XRP News Today: SEC Opens Public Comment on Franklin Templeton Crypto ETFs

Generated by AI AgentCoin World
Wednesday, Jun 18, 2025 1:52 am ET3min read

The US Securities and Exchange Commission (SEC) has taken a significant step towards deciding on the approval of two proposed crypto exchange-traded funds (ETFs) from asset management firm Franklin Templeton. The ETFs in question are the Franklin XRP ETF and the Franklin Solana ETF, which the firm aims to list on the Chicago Board Options Exchange’s

platform. This move follows a proposed rule change submitted by the Cboe BZX Exchange in March, which the SEC initially delayed in April before taking further action this week.

The institution of public comment periods is a key regulatory step, indicating that the SEC is now formally considering public input on the matter. The Commission clarified that opening the proceedings does not imply any final stance on the ETFs but seeks to encourage feedback from the public and industry stakeholders. Once the notice is published in the Federal Register, the SEC will have 35 additional days to reach a verdict, pushing the new deadline into July.

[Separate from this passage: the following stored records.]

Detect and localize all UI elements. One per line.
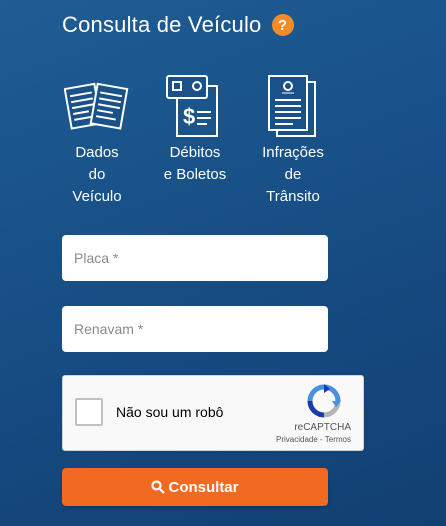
vehicle-documents-icon (52, 72, 142, 140)
placa-field[interactable] (62, 235, 328, 281)
recaptcha-widget: Não sou um robô reCAPTCHA Privacidade - … (62, 375, 364, 451)
recaptcha-links: Privacidade - Termos (276, 435, 351, 444)
category-debitos-boletos[interactable]: $ Débitos e Boletos (150, 72, 240, 186)
category-label: Débitos e Boletos (163, 144, 227, 183)
recaptcha-checkbox[interactable] (75, 398, 103, 426)
svg-text:$: $ (183, 104, 195, 129)
category-label: Infrações de Trânsito (262, 144, 324, 205)
category-infracoes-transito[interactable]: Infrações de Trânsito (248, 72, 338, 208)
category-dados-veiculo[interactable]: Dados do Veículo (52, 72, 142, 208)
search-icon (151, 480, 166, 494)
help-icon[interactable]: ? (271, 14, 294, 36)
terms-link[interactable]: Termos (325, 435, 351, 444)
links-separator: - (317, 435, 325, 444)
recaptcha-label: Não sou um robô (116, 404, 224, 420)
consultar-button[interactable]: Consultar (62, 468, 328, 506)
consulta-panel: Consulta de Veículo ? Dados do Veículo $… (0, 0, 446, 526)
placa-input[interactable] (72, 249, 328, 267)
renavam-field[interactable] (62, 306, 328, 352)
category-label: Dados do Veículo (72, 144, 122, 205)
privacy-link[interactable]: Privacidade (276, 435, 318, 444)
page-title: Consulta de Veículo (62, 12, 262, 37)
traffic-fine-document-icon (248, 72, 338, 140)
consultar-label: Consultar (168, 478, 239, 496)
recaptcha-logo-icon (307, 384, 341, 418)
header: Consulta de Veículo ? (62, 12, 294, 38)
recaptcha-brand: reCAPTCHA (294, 422, 351, 433)
invoice-dollar-icon: $ (150, 72, 240, 140)
renavam-input[interactable] (72, 320, 328, 338)
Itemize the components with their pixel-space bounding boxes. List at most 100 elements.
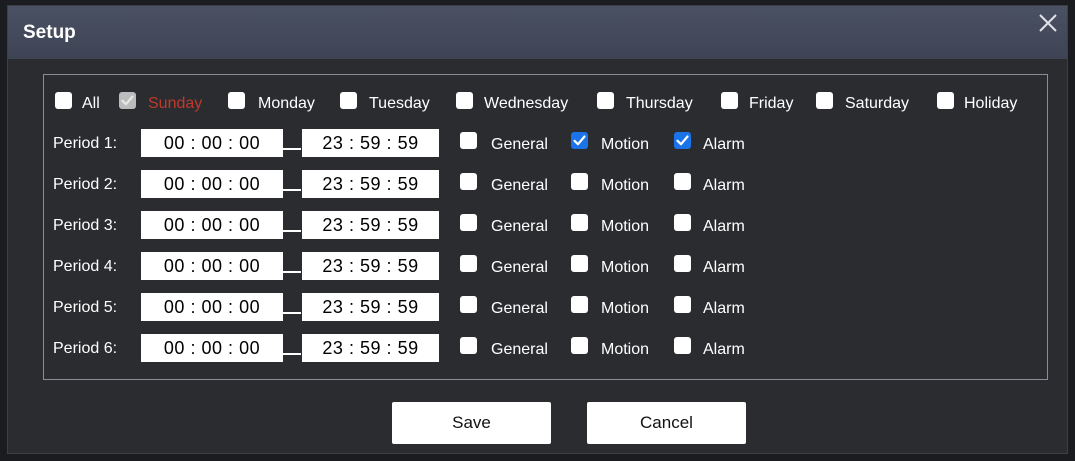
end-second[interactable]: 59: [398, 133, 419, 153]
save-button[interactable]: Save: [392, 402, 551, 444]
start-second[interactable]: 00: [239, 133, 260, 153]
end-hour[interactable]: 23: [322, 174, 343, 194]
time-separator: :: [386, 297, 393, 317]
motion-checkbox[interactable]: [571, 255, 588, 272]
day-label-holiday: Holiday: [964, 95, 1018, 112]
general-checkbox[interactable]: [460, 337, 477, 354]
general-label: General: [491, 259, 548, 276]
start-hour[interactable]: 00: [164, 215, 185, 235]
end-minute[interactable]: 59: [360, 174, 381, 194]
start-hour[interactable]: 00: [164, 256, 185, 276]
motion-checkbox[interactable]: [571, 214, 588, 231]
start-second[interactable]: 00: [239, 215, 260, 235]
day-label-all: All: [82, 95, 100, 112]
end-hour[interactable]: 23: [322, 338, 343, 358]
start-hour[interactable]: 00: [164, 297, 185, 317]
period-start-time[interactable]: 00 : 00 : 00: [141, 211, 283, 239]
time-range-dash: [283, 148, 301, 150]
end-hour[interactable]: 23: [322, 256, 343, 276]
time-separator: :: [386, 133, 393, 153]
start-minute[interactable]: 00: [201, 174, 222, 194]
period-end-time[interactable]: 23 : 59 : 59: [302, 252, 439, 280]
alarm-label: Alarm: [703, 177, 745, 194]
start-minute[interactable]: 00: [201, 215, 222, 235]
period-start-time[interactable]: 00 : 00 : 00: [141, 334, 283, 362]
cancel-button[interactable]: Cancel: [587, 402, 746, 444]
end-second[interactable]: 59: [398, 174, 419, 194]
end-second[interactable]: 59: [398, 338, 419, 358]
start-minute[interactable]: 00: [201, 297, 222, 317]
time-separator: :: [190, 133, 196, 153]
day-checkbox-all[interactable]: [55, 92, 72, 109]
period-end-time[interactable]: 23 : 59 : 59: [302, 334, 439, 362]
general-checkbox[interactable]: [460, 255, 477, 272]
motion-label: Motion: [601, 259, 650, 276]
start-second[interactable]: 00: [239, 256, 260, 276]
start-hour[interactable]: 00: [164, 174, 185, 194]
end-second[interactable]: 59: [398, 256, 419, 276]
end-minute[interactable]: 59: [360, 256, 381, 276]
alarm-checkbox[interactable]: [674, 337, 691, 354]
end-minute[interactable]: 59: [360, 338, 381, 358]
alarm-checkbox[interactable]: [674, 255, 691, 272]
day-checkbox-monday[interactable]: [228, 92, 245, 109]
alarm-checkbox[interactable]: [674, 296, 691, 313]
time-separator: :: [228, 215, 234, 235]
period-end-time[interactable]: 23 : 59 : 59: [302, 293, 439, 321]
time-range-dash: [283, 353, 301, 355]
period-start-time[interactable]: 00 : 00 : 00: [141, 252, 283, 280]
end-minute[interactable]: 59: [360, 215, 381, 235]
period-label: Period 3:: [53, 217, 118, 234]
end-second[interactable]: 59: [398, 297, 419, 317]
period-end-time[interactable]: 23 : 59 : 59: [302, 170, 439, 198]
time-range-dash: [283, 189, 301, 191]
period-label: Period 6:: [53, 340, 118, 357]
end-minute[interactable]: 59: [360, 297, 381, 317]
general-checkbox[interactable]: [460, 296, 477, 313]
period-end-time[interactable]: 23 : 59 : 59: [302, 211, 439, 239]
day-checkbox-holiday[interactable]: [937, 92, 954, 109]
start-minute[interactable]: 00: [201, 133, 222, 153]
start-hour[interactable]: 00: [164, 133, 185, 153]
start-second[interactable]: 00: [239, 338, 260, 358]
alarm-checkbox[interactable]: [674, 173, 691, 190]
motion-checkbox[interactable]: [571, 132, 588, 149]
time-separator: :: [348, 338, 355, 358]
period-label: Period 2:: [53, 176, 118, 193]
time-separator: :: [348, 133, 355, 153]
alarm-checkbox[interactable]: [674, 214, 691, 231]
general-checkbox[interactable]: [460, 132, 477, 149]
motion-checkbox[interactable]: [571, 296, 588, 313]
day-checkbox-tuesday[interactable]: [340, 92, 357, 109]
period-end-time[interactable]: 23 : 59 : 59: [302, 129, 439, 157]
end-hour[interactable]: 23: [322, 215, 343, 235]
end-minute[interactable]: 59: [360, 133, 381, 153]
time-separator: :: [386, 174, 393, 194]
day-checkbox-wednesday[interactable]: [456, 92, 473, 109]
start-hour[interactable]: 00: [164, 338, 185, 358]
period-start-time[interactable]: 00 : 00 : 00: [141, 293, 283, 321]
period-start-time[interactable]: 00 : 00 : 00: [141, 170, 283, 198]
checkmark-icon: [573, 135, 586, 146]
alarm-checkbox[interactable]: [674, 132, 691, 149]
end-second[interactable]: 59: [398, 215, 419, 235]
general-checkbox[interactable]: [460, 214, 477, 231]
setup-dialog: Setup All Sunday Monday Tuesday Wednesday Thu…: [7, 5, 1068, 454]
end-hour[interactable]: 23: [322, 133, 343, 153]
day-checkbox-thursday[interactable]: [597, 92, 614, 109]
day-checkbox-friday[interactable]: [721, 92, 738, 109]
time-separator: :: [348, 297, 355, 317]
start-second[interactable]: 00: [239, 174, 260, 194]
start-minute[interactable]: 00: [201, 338, 222, 358]
time-separator: :: [228, 174, 234, 194]
end-hour[interactable]: 23: [322, 297, 343, 317]
general-label: General: [491, 341, 548, 358]
motion-checkbox[interactable]: [571, 173, 588, 190]
period-start-time[interactable]: 00 : 00 : 00: [141, 129, 283, 157]
day-checkbox-saturday[interactable]: [816, 92, 833, 109]
motion-checkbox[interactable]: [571, 337, 588, 354]
start-second[interactable]: 00: [239, 297, 260, 317]
close-icon[interactable]: [1035, 10, 1061, 36]
start-minute[interactable]: 00: [201, 256, 222, 276]
general-checkbox[interactable]: [460, 173, 477, 190]
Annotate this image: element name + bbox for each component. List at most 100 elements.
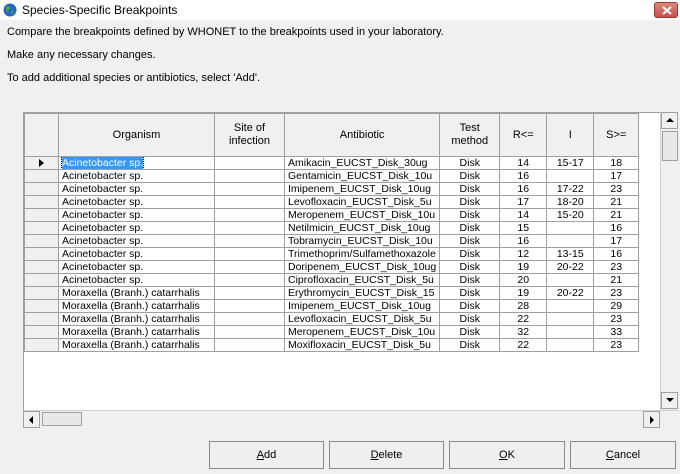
row-selector[interactable]	[24, 208, 59, 222]
table-row[interactable]: Acinetobacter sp. Ciprofloxacin_EUCST_Dis…	[24, 273, 640, 287]
cell-s[interactable]: 16	[593, 247, 640, 261]
cell-site[interactable]	[214, 338, 285, 352]
row-selector[interactable]	[24, 156, 59, 170]
row-selector[interactable]	[24, 221, 59, 235]
table-row[interactable]: Acinetobacter sp. Netilmicin_EUCST_Disk_1…	[24, 221, 640, 235]
row-selector[interactable]	[24, 273, 59, 287]
cell-s[interactable]: 21	[593, 208, 640, 222]
cell-i[interactable]	[546, 338, 595, 352]
table-row[interactable]: Acinetobacter sp. Levofloxacin_EUCST_Disk…	[24, 195, 640, 209]
scroll-up-button[interactable]	[661, 112, 678, 129]
cell-i[interactable]: 15-17	[546, 156, 595, 170]
cell-antibiotic[interactable]: Imipenem_EUCST_Disk_10ug	[283, 182, 441, 196]
row-selector[interactable]	[24, 169, 59, 183]
cell-antibiotic[interactable]: Doripenem_EUCST_Disk_10ug	[283, 260, 441, 274]
cell-site[interactable]	[214, 260, 285, 274]
cell-r[interactable]: 20	[499, 273, 548, 287]
row-selector[interactable]	[24, 195, 59, 209]
cell-organism[interactable]: Acinetobacter sp.	[58, 182, 215, 196]
horizontal-scroll-thumb[interactable]	[42, 412, 82, 426]
cell-test-method[interactable]: Disk	[439, 260, 501, 274]
row-selector[interactable]	[24, 260, 59, 274]
cell-site[interactable]	[214, 273, 285, 287]
cell-i[interactable]	[546, 299, 595, 313]
cell-test-method[interactable]: Disk	[439, 247, 501, 261]
cell-i[interactable]	[546, 325, 595, 339]
cell-organism[interactable]: Moraxella (Branh.) catarrhalis	[58, 286, 215, 300]
row-selector[interactable]	[24, 338, 59, 352]
table-row[interactable]: Acinetobacter sp. Trimethoprim/Sulfametho…	[24, 247, 640, 261]
cell-site[interactable]	[214, 299, 285, 313]
cell-organism[interactable]: Moraxella (Branh.) catarrhalis	[58, 312, 215, 326]
cell-test-method[interactable]: Disk	[439, 286, 501, 300]
close-button[interactable]	[654, 2, 678, 18]
cell-r[interactable]: 22	[499, 312, 548, 326]
cell-antibiotic[interactable]: Gentamicin_EUCST_Disk_10u	[283, 169, 441, 183]
cell-site[interactable]	[214, 247, 285, 261]
cell-test-method[interactable]: Disk	[439, 299, 501, 313]
cell-organism[interactable]: Moraxella (Branh.) catarrhalis	[58, 338, 215, 352]
cell-antibiotic[interactable]: Ciprofloxacin_EUCST_Disk_5u	[283, 273, 441, 287]
cell-test-method[interactable]: Disk	[439, 221, 501, 235]
horizontal-scrollbar[interactable]	[23, 410, 678, 428]
table-row[interactable]: Moraxella (Branh.) catarrhalis Meropenem_…	[24, 325, 640, 339]
cell-s[interactable]: 18	[593, 156, 640, 170]
cell-i[interactable]: 20-22	[546, 260, 595, 274]
ok-button[interactable]: OK	[449, 441, 565, 469]
cell-r[interactable]: 15	[499, 221, 548, 235]
cell-i[interactable]	[546, 273, 595, 287]
cell-organism[interactable]: Acinetobacter sp.	[58, 156, 215, 170]
cell-antibiotic[interactable]: Tobramycin_EUCST_Disk_10u	[283, 234, 441, 248]
cell-antibiotic[interactable]: Meropenem_EUCST_Disk_10u	[283, 325, 441, 339]
cell-s[interactable]: 23	[593, 312, 640, 326]
row-selector[interactable]	[24, 286, 59, 300]
row-selector[interactable]	[24, 299, 59, 313]
header-site[interactable]: Site of infection	[214, 113, 285, 157]
scroll-left-button[interactable]	[23, 411, 40, 428]
cell-s[interactable]: 17	[593, 234, 640, 248]
cell-organism[interactable]: Acinetobacter sp.	[58, 169, 215, 183]
table-row[interactable]: Acinetobacter sp. Imipenem_EUCST_Disk_10u…	[24, 182, 640, 196]
table-row[interactable]: Moraxella (Branh.) catarrhalis Levofloxac…	[24, 312, 640, 326]
row-selector[interactable]	[24, 234, 59, 248]
scroll-down-button[interactable]	[661, 392, 678, 409]
cell-s[interactable]: 16	[593, 221, 640, 235]
cell-test-method[interactable]: Disk	[439, 273, 501, 287]
row-selector[interactable]	[24, 247, 59, 261]
cell-site[interactable]	[214, 234, 285, 248]
cell-i[interactable]: 17-22	[546, 182, 595, 196]
cell-site[interactable]	[214, 312, 285, 326]
cell-s[interactable]: 23	[593, 182, 640, 196]
cell-i[interactable]	[546, 312, 595, 326]
cell-r[interactable]: 16	[499, 169, 548, 183]
cell-test-method[interactable]: Disk	[439, 325, 501, 339]
cell-organism[interactable]: Acinetobacter sp.	[58, 260, 215, 274]
cell-organism[interactable]: Acinetobacter sp.	[58, 195, 215, 209]
cell-test-method[interactable]: Disk	[439, 195, 501, 209]
breakpoints-grid[interactable]: Organism Site of infection Antibiotic Tes…	[23, 112, 678, 427]
header-test-method[interactable]: Test method	[439, 113, 501, 157]
row-selector[interactable]	[24, 182, 59, 196]
row-selector[interactable]	[24, 325, 59, 339]
cell-test-method[interactable]: Disk	[439, 234, 501, 248]
cell-antibiotic[interactable]: Imipenem_EUCST_Disk_10ug	[283, 299, 441, 313]
cell-organism[interactable]: Acinetobacter sp.	[58, 208, 215, 222]
cell-s[interactable]: 23	[593, 260, 640, 274]
cell-s[interactable]: 29	[593, 299, 640, 313]
cell-test-method[interactable]: Disk	[439, 182, 501, 196]
cell-r[interactable]: 28	[499, 299, 548, 313]
cell-organism[interactable]: Moraxella (Branh.) catarrhalis	[58, 299, 215, 313]
table-row[interactable]: Moraxella (Branh.) catarrhalis Imipenem_E…	[24, 299, 640, 313]
cell-test-method[interactable]: Disk	[439, 169, 501, 183]
cell-r[interactable]: 12	[499, 247, 548, 261]
header-i[interactable]: I	[546, 113, 595, 157]
cell-r[interactable]: 14	[499, 208, 548, 222]
cell-i[interactable]: 13-15	[546, 247, 595, 261]
cell-antibiotic[interactable]: Moxifloxacin_EUCST_Disk_5u	[283, 338, 441, 352]
cell-site[interactable]	[214, 156, 285, 170]
cell-organism[interactable]: Moraxella (Branh.) catarrhalis	[58, 325, 215, 339]
header-antibiotic[interactable]: Antibiotic	[283, 113, 441, 157]
cell-i[interactable]: 18-20	[546, 195, 595, 209]
scroll-right-button[interactable]	[643, 411, 660, 428]
cell-organism[interactable]: Acinetobacter sp.	[58, 273, 215, 287]
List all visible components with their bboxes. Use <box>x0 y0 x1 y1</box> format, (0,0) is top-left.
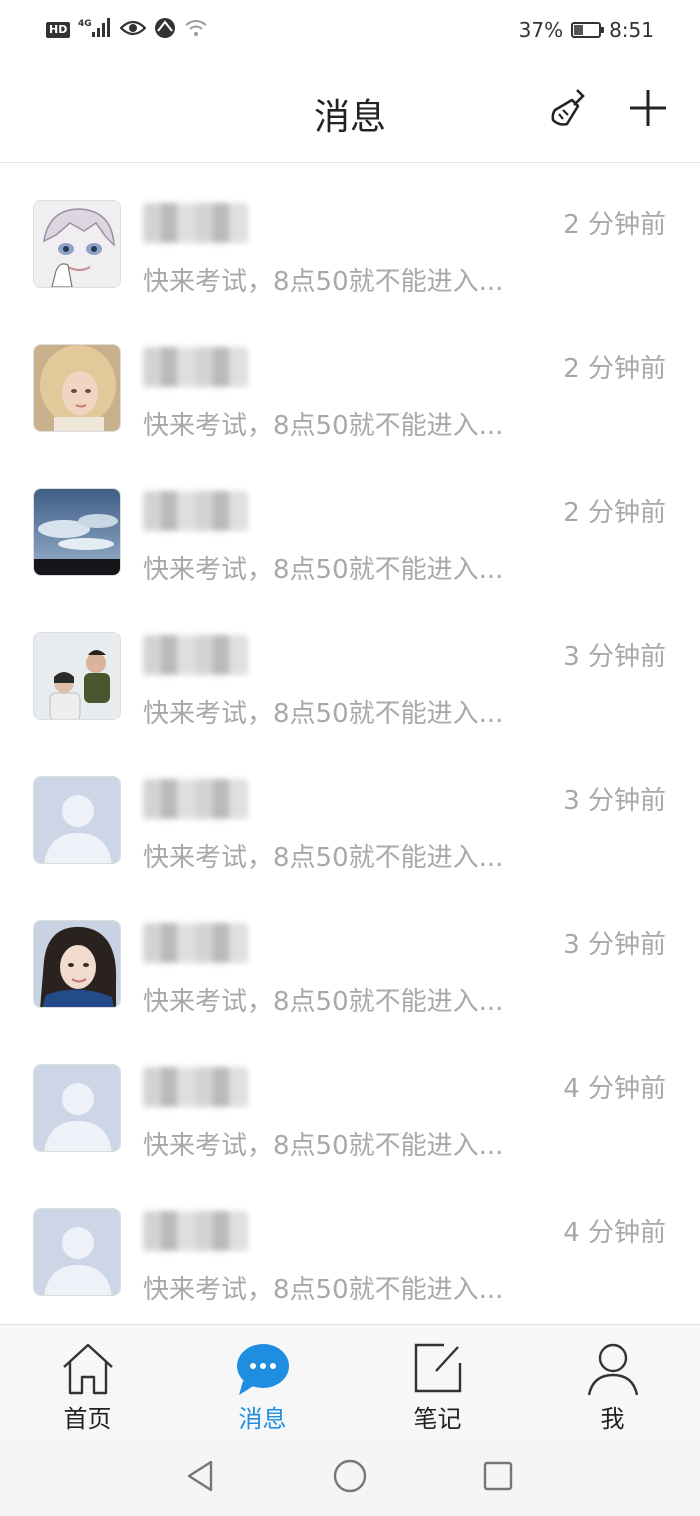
avatar[interactable] <box>33 344 121 432</box>
tab-me[interactable]: 我 <box>525 1325 700 1437</box>
home-icon <box>60 1341 116 1397</box>
contact-name-redacted <box>143 779 248 819</box>
avatar[interactable] <box>33 1208 121 1296</box>
tab-home[interactable]: 首页 <box>0 1325 175 1437</box>
message-preview: 快来考试，8点50就不能进入... <box>143 1275 504 1305</box>
tab-messages-label: 消息 <box>238 1405 287 1433</box>
avatar[interactable] <box>33 920 121 1008</box>
person-icon <box>585 1341 641 1397</box>
avatar[interactable] <box>33 200 121 288</box>
message-time: 3 分钟前 <box>563 930 666 960</box>
message-time: 3 分钟前 <box>563 786 666 816</box>
broom-icon <box>547 86 591 134</box>
contact-name-redacted <box>143 203 248 243</box>
contact-name-redacted <box>143 1067 248 1107</box>
avatar[interactable] <box>33 632 121 720</box>
recents-icon[interactable] <box>480 1458 516 1494</box>
avatar[interactable] <box>33 488 121 576</box>
page-title: 消息 <box>313 97 386 138</box>
message-time: 4 分钟前 <box>563 1218 666 1248</box>
message-row[interactable]: 3 分钟前快来考试，8点50就不能进入... <box>0 883 700 1027</box>
system-nav-bar <box>0 1436 700 1516</box>
tab-messages[interactable]: 消息 <box>175 1325 350 1437</box>
plus-icon <box>628 88 668 132</box>
message-row[interactable]: 4 分钟前快来考试，8点50就不能进入... <box>0 1027 700 1171</box>
clock: 8:51 <box>609 18 654 42</box>
contact-name-redacted <box>143 347 248 387</box>
message-time: 4 分钟前 <box>563 1074 666 1104</box>
battery-icon <box>571 22 605 38</box>
tab-home-label: 首页 <box>63 1405 112 1433</box>
chat-bubble-icon <box>235 1341 291 1397</box>
home-circle-icon[interactable] <box>332 1458 368 1494</box>
message-row[interactable]: 2 分钟前快来考试，8点50就不能进入... <box>0 451 700 595</box>
status-icons-left: HD 4G <box>46 18 208 42</box>
tab-notes[interactable]: 笔记 <box>350 1325 525 1437</box>
edit-note-icon <box>410 1341 466 1397</box>
message-row[interactable]: 3 分钟前快来考试，8点50就不能进入... <box>0 595 700 739</box>
message-time: 2 分钟前 <box>563 210 666 240</box>
message-time: 2 分钟前 <box>563 354 666 384</box>
svg-text:4G: 4G <box>78 19 92 29</box>
message-row[interactable]: 2 分钟前快来考试，8点50就不能进入... <box>0 163 700 307</box>
message-preview: 快来考试，8点50就不能进入... <box>143 411 504 441</box>
eye-icon <box>119 19 147 41</box>
message-preview: 快来考试，8点50就不能进入... <box>143 843 504 873</box>
message-preview: 快来考试，8点50就不能进入... <box>143 699 504 729</box>
battery-percent: 37% <box>518 18 564 42</box>
contact-name-redacted <box>143 491 248 531</box>
message-preview: 快来考试，8点50就不能进入... <box>143 267 504 297</box>
message-preview: 快来考试，8点50就不能进入... <box>143 1131 504 1161</box>
tab-me-label: 我 <box>600 1405 625 1433</box>
message-preview: 快来考试，8点50就不能进入... <box>143 555 504 585</box>
tab-notes-label: 笔记 <box>413 1405 462 1433</box>
avatar[interactable] <box>33 776 121 864</box>
contact-name-redacted <box>143 923 248 963</box>
hd-icon: HD <box>46 22 71 38</box>
status-icons-right: 37% 8:51 <box>519 16 654 44</box>
status-bar: HD 4G 37% 8:51 <box>0 0 700 60</box>
signal-icon: 4G <box>78 17 112 43</box>
message-time: 2 分钟前 <box>563 498 666 528</box>
message-row[interactable]: 4 分钟前快来考试，8点50就不能进入... <box>0 1171 700 1315</box>
battery-fill <box>574 25 584 35</box>
vpn-icon <box>154 17 176 43</box>
message-row[interactable]: 2 分钟前快来考试，8点50就不能进入... <box>0 307 700 451</box>
contact-name-redacted <box>143 1211 248 1251</box>
add-button[interactable] <box>624 86 672 134</box>
app-header: 消息 <box>0 60 700 163</box>
avatar[interactable] <box>33 1064 121 1152</box>
wifi-icon <box>184 18 208 42</box>
contact-name-redacted <box>143 635 248 675</box>
message-preview: 快来考试，8点50就不能进入... <box>143 987 504 1017</box>
message-row[interactable]: 3 分钟前快来考试，8点50就不能进入... <box>0 739 700 883</box>
bottom-tab-bar: 首页 消息 笔记 我 <box>0 1324 700 1437</box>
back-icon[interactable] <box>182 1458 218 1494</box>
message-time: 3 分钟前 <box>563 642 666 672</box>
clean-button[interactable] <box>545 86 593 134</box>
message-list[interactable]: 2 分钟前 快来考试，8点50就不能进入... 2 分钟前 快来考试，8点50就不能进… <box>0 163 700 1315</box>
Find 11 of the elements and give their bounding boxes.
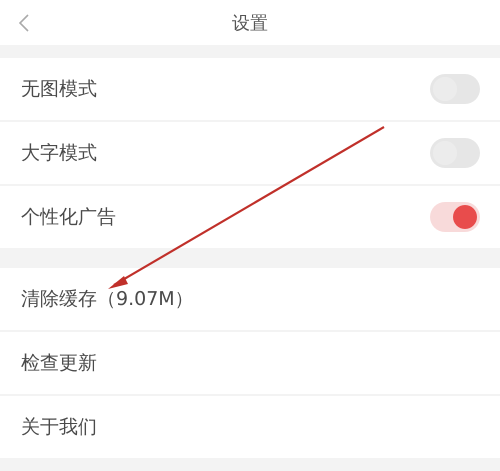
toggle-switch[interactable] bbox=[430, 74, 480, 104]
toggle-switch[interactable] bbox=[430, 202, 480, 232]
setting-label: 无图模式 bbox=[21, 77, 97, 102]
setting-label[interactable]: 检查更新 bbox=[21, 350, 97, 376]
setting-label[interactable]: 关于我们 bbox=[21, 414, 97, 440]
back-icon[interactable] bbox=[18, 13, 30, 33]
page-title: 设置 bbox=[232, 12, 268, 34]
setting-label: 个性化广告 bbox=[21, 205, 116, 230]
toggle-switch[interactable] bbox=[430, 138, 480, 168]
setting-label: 大字模式 bbox=[21, 141, 97, 166]
setting-label[interactable]: 清除缓存（9.07M） bbox=[21, 286, 194, 312]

Franklin Templeton is not the only firm with ambitions in this space. Other companies, including Bitwise,

, and 21Shares, have also filed to launch ETFs tied to altcoins like XRP and Solana. While the SEC has already approved spot ETFs for Bitcoin and Ethereum, it has not yet done so for other major cryptocurrencies. These filings come at a time when the SEC is reportedly adopting a more lenient stance toward digital assets under the Trump administration and its appointed chair, Paul Atkins. This includes the withdrawal of several high-profile enforcement actions against crypto companies.

Whether this relaxed regulatory climate will pave the way for ETFs tied to tokens like XRP and Solana remains uncertain. However, the interest in these products appears to be growing, particularly with political support mounting. The decision to open public proceedings is a big step toward potential approval, especially in light of the SEC’s shifting posture under the Trump administration and Chair Paul Atkins.

Meanwhile, crypto infrastructure company Fairmint is pushing for modernization in private equity markets with a detailed proposal to the SEC’s Crypto Task Force. The proposal called for blockchain-based settlement systems, investor self-custody, and the creation of a regulated DeFi sandbox. Fairmint also urged a move away from traditional wealth-based investor accreditation standards, suggesting a knowledge-based approach instead. Another key point includes the creation of a regulated decentralized finance (DeFi) sandbox to encourage more responsible innovation in US markets.

In other regulation-related news, Gemini Trust launched a scathing rebuke of the CFTC, accusing the agency of pursuing false charges based on a discredited whistleblower report. The letter shed some light on the still ongoing tension between regulatory bodies and crypto firms. Gemini Trust accused the Commodity Futures Trading Commission (CFTC) of pursuing baseless charges against the crypto exchange in 2022 to boost the careers of its litigators. In a letter that was sent to CFTC Inspector General Christopher Skinner, Gemini alleged that the CFTC’s Division of Enforcement relied on a flawed whistleblower report to bring false charges related to the company’s proposed Bitcoin futures contract.

According to Gemini, the charges were based on a submission from Benjamin Small, the firm’s former operating chief, who was dismissed in 2017 for allegedly concealing losses from a rebate fraud scheme involving several trading entities and executives. The exchange argued that Small was motivated by personal grievance after his termination, and started a malicious campaign against Gemini by submitting a whistleblower report riddled with falsehoods. Gemini claimed that Small’s accusations, including that the exchange failed to disclose the susceptibility of its futures product to market manipulation, were taken at face value by CFTC staff, prompting a multi-year investigation.

The agency eventually sued Gemini in June of 2022 for making false or misleading statements during its 2017 application process for launching the Bitcoin futures contract. Gemini settled the case with a $5 million fine in January of 2025, without admitting or denying the charges, saying at the time that it had no viable alternative. Gemini now argues that the Bitcoin futures contract in question ran smoothly for 19 months and was never linked to any manipulation, which completely undermines the CFTC’s original claims. The exchange also accused the Division of Enforcement of selectively weaponizing the Commodity Exchange Act to manufacture a high-profile enforcement action. The letter credited acting CFTC chair Caroline Pham with taking to reform the enforcement division.

Gemini concluded its letter by urging the CFTC to commit to long-term reforms to prevent future misuse of authority and pledged to support the agency’s efforts to improve its internal practices. The initiative reflects the broader frustration in the private equity space, where large companies continue to rely on spreadsheet software lacking built-in settlement mechanisms. In contrast, public companies have access to more sophisticated, regulated infrastructure. Fairmint’s CEO, Joris Delanoue, criticized the current system by pointing out that billion-dollar cap tables are still being managed in Excel, which leads to inefficiencies and compliance risks.